During a televised debate at Dartmouth College in New Hampshire on Tuesday night, the candidates maintained they didn't know enough at this time to make a firm decision.
"It is very difficult to know what we're going to be inheriting," said Sen. Hillary Rodham Clinton of New York.
"I cannot make that commitment," said former Sen. John Edwards of North Carolina.
"I think it's hard to project four years from now," said Sen. Barack Obama of Illinois in the opening moments of a campaign debate in the nation's first primary state.
But sensing an opening, Sen. Christopher Dodd of Connecticut and New Mexico Gov. Bill Richardson provided the assurances the others would not.

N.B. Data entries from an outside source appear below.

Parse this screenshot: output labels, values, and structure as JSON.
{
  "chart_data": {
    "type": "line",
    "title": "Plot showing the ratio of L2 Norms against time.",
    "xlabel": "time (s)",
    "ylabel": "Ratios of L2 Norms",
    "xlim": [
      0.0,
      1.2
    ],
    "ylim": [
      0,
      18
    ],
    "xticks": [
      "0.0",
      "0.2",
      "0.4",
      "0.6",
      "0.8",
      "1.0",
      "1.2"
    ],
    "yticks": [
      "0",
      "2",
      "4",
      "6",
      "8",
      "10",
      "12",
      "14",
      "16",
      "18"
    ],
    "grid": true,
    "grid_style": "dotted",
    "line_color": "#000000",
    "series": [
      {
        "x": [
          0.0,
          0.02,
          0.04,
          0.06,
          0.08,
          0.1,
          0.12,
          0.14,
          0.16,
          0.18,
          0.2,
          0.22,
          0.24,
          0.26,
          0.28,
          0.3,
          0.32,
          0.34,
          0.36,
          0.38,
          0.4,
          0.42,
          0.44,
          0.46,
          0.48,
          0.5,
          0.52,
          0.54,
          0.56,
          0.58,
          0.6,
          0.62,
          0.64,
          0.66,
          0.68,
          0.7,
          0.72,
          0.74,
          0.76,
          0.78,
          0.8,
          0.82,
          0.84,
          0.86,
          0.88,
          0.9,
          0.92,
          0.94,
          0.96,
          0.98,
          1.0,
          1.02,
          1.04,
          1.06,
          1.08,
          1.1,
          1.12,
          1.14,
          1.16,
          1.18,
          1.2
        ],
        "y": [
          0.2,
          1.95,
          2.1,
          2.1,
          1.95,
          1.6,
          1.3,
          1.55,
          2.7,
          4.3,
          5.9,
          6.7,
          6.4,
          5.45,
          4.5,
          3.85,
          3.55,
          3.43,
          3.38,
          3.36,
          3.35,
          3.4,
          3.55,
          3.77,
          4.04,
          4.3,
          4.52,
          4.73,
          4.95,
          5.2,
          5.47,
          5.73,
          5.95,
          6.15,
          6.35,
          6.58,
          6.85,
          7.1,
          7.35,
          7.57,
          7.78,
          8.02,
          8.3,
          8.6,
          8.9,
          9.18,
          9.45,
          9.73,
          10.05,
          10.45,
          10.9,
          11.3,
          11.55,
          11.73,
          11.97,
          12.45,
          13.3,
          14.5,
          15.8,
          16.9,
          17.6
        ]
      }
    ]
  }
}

"I'll get the job done," said Dodd, while Richardson said he would make sure the troops were home by the end of his first year in office.
Foreign policy blended with domestic issues at the debate, and several of the contenders endorsed payroll tax increases to assure a stable Social Security system.
Current law levies a 6.2 percent payroll tax only on an individual's first $97,500 in annual income.
Sen. Joseph Biden of Delaware and Rep. Dennis Kucinich of Ohio, as well as Sen. Barack Obama of Illinois, Dodd, Obama and Edwards said they would apply the tax to income now exempted.
Richardson said he wouldn't.
Clinton refused to say. "I'm not putting anything on the proverbial table" unilaterally, she said.
Biden also said he was willing to consider gradually raising the retirement age, now 67.
Kucinich said that while he favors taxing additional income, he wants to return the retirement age to 65, where it stood until the law was changed in 1983.
Health care, and the drive for universal coverage, also figured in the debate.
"I intend to be the health care president," said Clinton, adding she can now succeed at an undertaking that defeated her in 1993 when she was first lady.
But Biden said that unnamed special interests were no more willing to work with Clinton now than they were more than a decade ago.
"I'm not suggesting it's Hillary's fault; it's reality," he said, carefully avoiding a personal attack on Clinton, who leads in the polls.
Biden said a "lot of old stuff comes back" from past battles, adding, "when I say old stuff I mean policy."
Across the stage, Clinton smiled at that.
Much of the debate's attention was on the former first lady who may become the first woman president.
Asked whether she would ever approve torturing a suspected terrorist to prevent the detonation of a big bomb, she said no.
Debate moderator Tim Russert, a journalist with NBC News, noted that her husband, former President Bill Clinton once suggested it might be appropriate.
"Well, he's not standing here right now," she said, an edge in her voice.
With the primary season approaching, all eight contenders have vied with increasing intensity for the support of anti-war voters likely to provide money and organizing muscle as the campaign progresses.
Edwards said his position on Iraq was different from Obama and Clinton, adding he would "immediately draw down 40,000 to 50,000 troops." That's roughly half the 100,000 that Gen. David Petraeus, the top U.S. commander in Iraq, has indicated could be stationed there when President Bush's term ends in January 2009. "I do not want to continue combat missions in Iraq," he said.
Asked whether they were prepared to use force to prevent Iran from becoming a nuclear power, several of the hopefuls sidestepped. Instead, they said, all diplomacy must be exhausted in the effort.
The debate unfolded in the state that has held the first presidential primary in every campaign for generations.
New Hampshire's primary is tentatively set for Jan. 22, but that is expected to change as other states maneuver for earlier primaries.